1

I'm trying the simplest auto loader example included in the databricks website

https://databricks.com/notebooks/Databricks-Data-Integration-Demo.html

df = (spark.readStream.format("cloudFiles")
      .option("cloudFiles.format", "json")
      .load(input_data_path))
 
(df.writeStream.format("delta")
 .option("checkpointLocation", chkpt_path)
   .table("iot_stream"))

I keep getting this message:

IllegalArgumentException: cloudFiles.schemaLocation Could not find required option: schemaLocation. Please provide a schema location using cloudFiles.schemaLocation for storing inferred schema and supporting schema evolution.

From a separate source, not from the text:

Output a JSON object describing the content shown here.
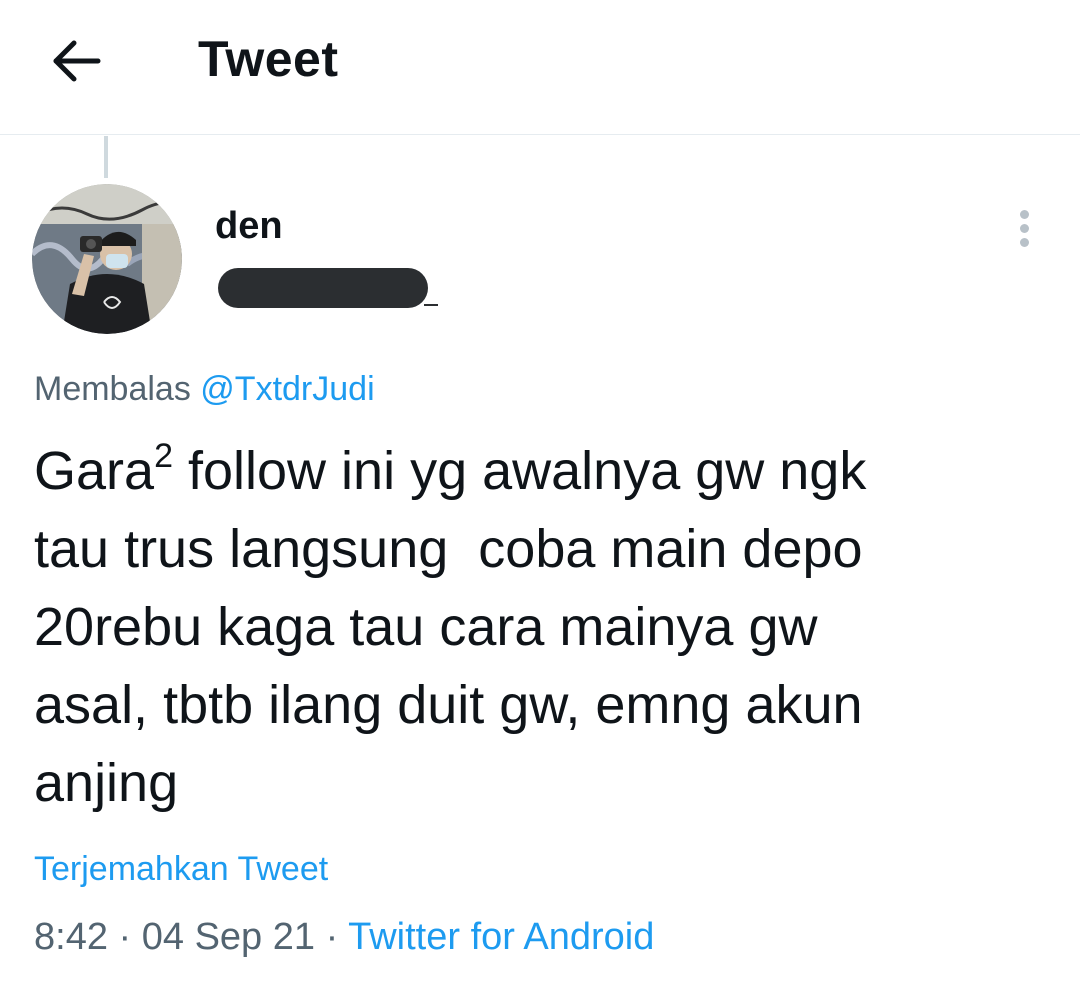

If providing cloudFiles.schemaLocation is required, why do the examples everywhere are missing it? what's the underlying issue here?

James Z
  • 12,209
  • 10
  • 24
  • 44
hikizume
  • 578
  • 11
  • 25
  • Did you got the answer to this issue as I am also facing the same error and even after trying other options, I am not able to make it work. – Nikunj Kakadiya Oct 03 '22 at 07:44

2 Answers2

0

I suspect what is going on is that you are not explicitly setting the .option("cloudFiles.schemaEvolutionMode")

Which means it is being set to the default which is "addNewColumns" as per https://docs.databricks.com/ingestion/auto-loader/options.html

And that requires you set the .option("cloudFiles.schemaLocation", path) in the reader.

Thus you are inadvertently requiring it and not setting it.

Chris de Groot
  • 342
  • 1
  • 9
0

In the example notebook there is this config here being set on session:

spark.sql("SET spark.databricks.cloudFiles.schemaInference.enabled=true")

Consider you are running the same autoloader read/write code block, are you receiving the error message even enabling this schema inference setting?